May had constructed a mental image during the journey: a border posting, a defeated knight, a wife who had followed him out of love and was presumably making the best of it. She had been prepared to find something small and worn and maintained with the special dignity of people who have little and choose not to show it. She had been prepared to be gracious about this.

The room was clean. The curtains were new. Red and white cotton, recently bought and hung, with the precision of someone who had thought about where they should hang before they put them up. The floor showed the effort of regular sweeping. A linen carpet in the sitting room, unfrayed. And on the low table, catching the light from the window in a way that made May stop and look: a set of cups unlike anything she had encountered before.

She picked one up. It was lighter than wood. The surface was smooth in a way that wasn’t varnish, had color worked into it rather than painted on, and the color didn’t sit on top of the material but seemed to come from inside it. Two figures were depicted on it in a posture of easy affection.

She turned it in her hands, cataloguing the tactile information, arriving at no useful conclusion about what it was made of.

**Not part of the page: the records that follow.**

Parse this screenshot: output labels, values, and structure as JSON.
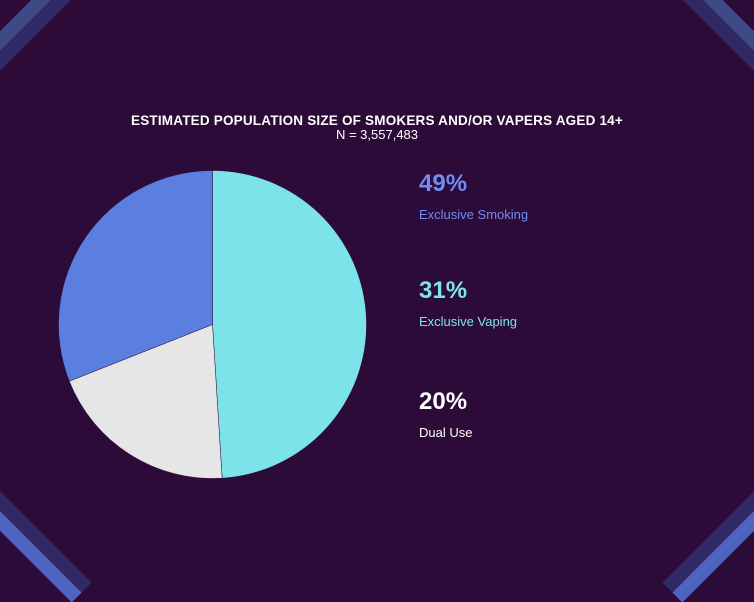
{
  "chart_data": {
    "type": "pie",
    "title": "ESTIMATED POPULATION SIZE OF SMOKERS AND/OR VAPERS AGED 14+",
    "subtitle": "N = 3,557,483",
    "slices": [
      {
        "label": "Exclusive Smoking",
        "value": 49,
        "display": "49%",
        "color": "#7de3ea",
        "text_color": "#6f8df2"
      },
      {
        "label": "Dual Use",
        "value": 20,
        "display": "20%",
        "color": "#e6e6e6",
        "text_color": "#ffffff"
      },
      {
        "label": "Exclusive Vaping",
        "value": 31,
        "display": "31%",
        "color": "#5b7fe0",
        "text_color": "#7de3ea"
      }
    ],
    "legend_order": [
      0,
      2,
      1
    ]
  },
  "colors": {
    "background": "#2d0b38"
  }
}
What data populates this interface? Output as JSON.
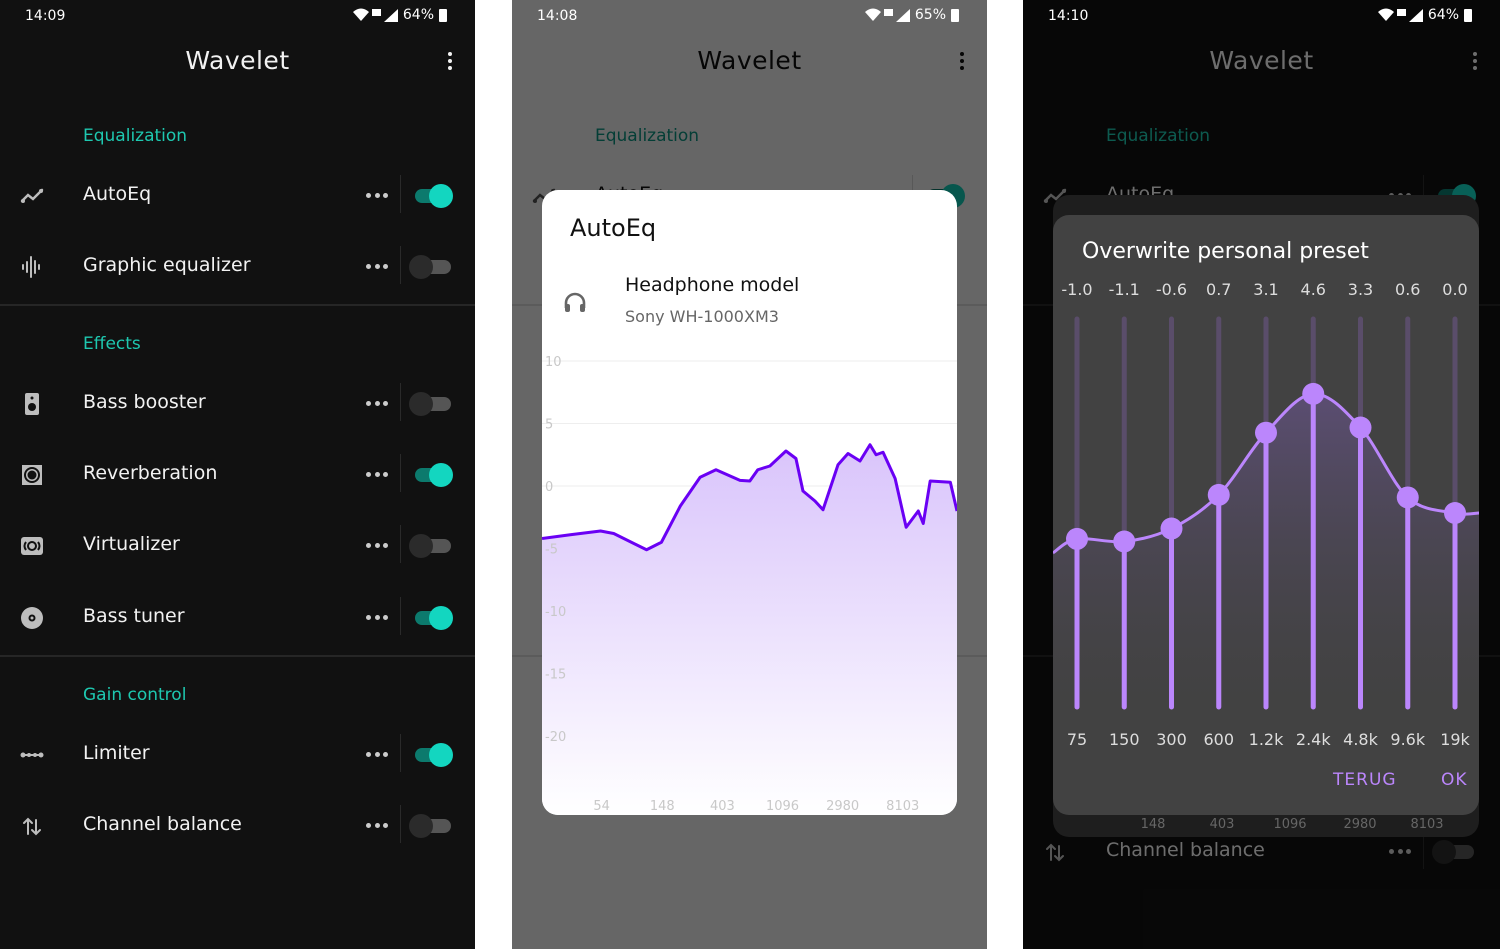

“Aren’t they charming?” Irene leaned over her shoulder. “They were five silver royals for the set. We spent our whole first salary on them. Ferlin insisted.” She said that fool in a tone that meant its opposite. “They sell them at the convenience market — that’s what His Highness calls the market he opened in the town square. Some of what he sells there is quite fine, though the prices aren’t low.”

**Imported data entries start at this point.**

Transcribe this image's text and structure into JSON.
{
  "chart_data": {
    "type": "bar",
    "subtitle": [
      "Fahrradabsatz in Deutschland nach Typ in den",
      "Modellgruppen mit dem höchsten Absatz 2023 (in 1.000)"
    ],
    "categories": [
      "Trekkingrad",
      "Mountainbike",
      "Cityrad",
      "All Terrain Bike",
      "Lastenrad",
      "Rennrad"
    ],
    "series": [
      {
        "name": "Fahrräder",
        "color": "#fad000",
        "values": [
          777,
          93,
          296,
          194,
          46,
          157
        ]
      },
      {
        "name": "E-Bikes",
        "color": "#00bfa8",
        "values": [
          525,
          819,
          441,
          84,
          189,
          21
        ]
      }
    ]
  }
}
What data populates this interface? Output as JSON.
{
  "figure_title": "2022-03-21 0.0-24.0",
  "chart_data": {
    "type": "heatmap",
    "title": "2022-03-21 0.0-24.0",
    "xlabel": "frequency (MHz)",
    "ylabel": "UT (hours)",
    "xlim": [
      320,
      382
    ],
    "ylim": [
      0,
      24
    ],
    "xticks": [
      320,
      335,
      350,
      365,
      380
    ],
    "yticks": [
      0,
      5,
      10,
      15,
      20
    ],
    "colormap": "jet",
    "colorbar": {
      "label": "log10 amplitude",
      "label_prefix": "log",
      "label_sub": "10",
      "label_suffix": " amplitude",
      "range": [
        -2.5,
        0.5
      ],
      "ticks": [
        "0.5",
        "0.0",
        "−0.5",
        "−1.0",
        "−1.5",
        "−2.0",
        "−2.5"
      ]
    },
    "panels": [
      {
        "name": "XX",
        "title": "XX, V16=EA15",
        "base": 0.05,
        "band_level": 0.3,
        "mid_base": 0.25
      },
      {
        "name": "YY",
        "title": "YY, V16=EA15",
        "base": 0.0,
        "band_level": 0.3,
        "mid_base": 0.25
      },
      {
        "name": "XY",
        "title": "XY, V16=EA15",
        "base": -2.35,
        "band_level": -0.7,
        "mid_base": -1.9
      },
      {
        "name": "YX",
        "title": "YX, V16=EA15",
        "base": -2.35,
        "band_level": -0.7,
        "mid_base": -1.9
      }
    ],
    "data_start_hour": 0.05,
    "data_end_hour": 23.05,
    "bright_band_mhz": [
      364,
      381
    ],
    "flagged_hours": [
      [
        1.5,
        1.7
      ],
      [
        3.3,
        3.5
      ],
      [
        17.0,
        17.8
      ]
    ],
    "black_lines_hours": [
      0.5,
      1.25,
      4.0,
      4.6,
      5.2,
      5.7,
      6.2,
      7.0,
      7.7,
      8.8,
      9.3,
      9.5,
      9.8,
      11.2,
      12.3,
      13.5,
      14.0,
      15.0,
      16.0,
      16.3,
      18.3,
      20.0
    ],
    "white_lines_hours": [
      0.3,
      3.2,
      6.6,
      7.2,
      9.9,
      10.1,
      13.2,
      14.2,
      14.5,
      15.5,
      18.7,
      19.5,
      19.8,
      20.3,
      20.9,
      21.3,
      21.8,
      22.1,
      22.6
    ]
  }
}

May set the cup down with care and looked at the room around her — the particular, honest quality of a space that had been made into a home by two people who had agreed to make it one together — and felt, underneath her composure and her arithmetic and her professional catalog of others’ situations, something that she did not have a performance for.

She had come here to find a knight reduced by his circumstances. She had found something else.

She stood in Irene’s small curtained room with the unfamiliar cup still warm from her hands and considered her options, which had narrowed considerably since the dock, and tried to determine what she was actually going to do.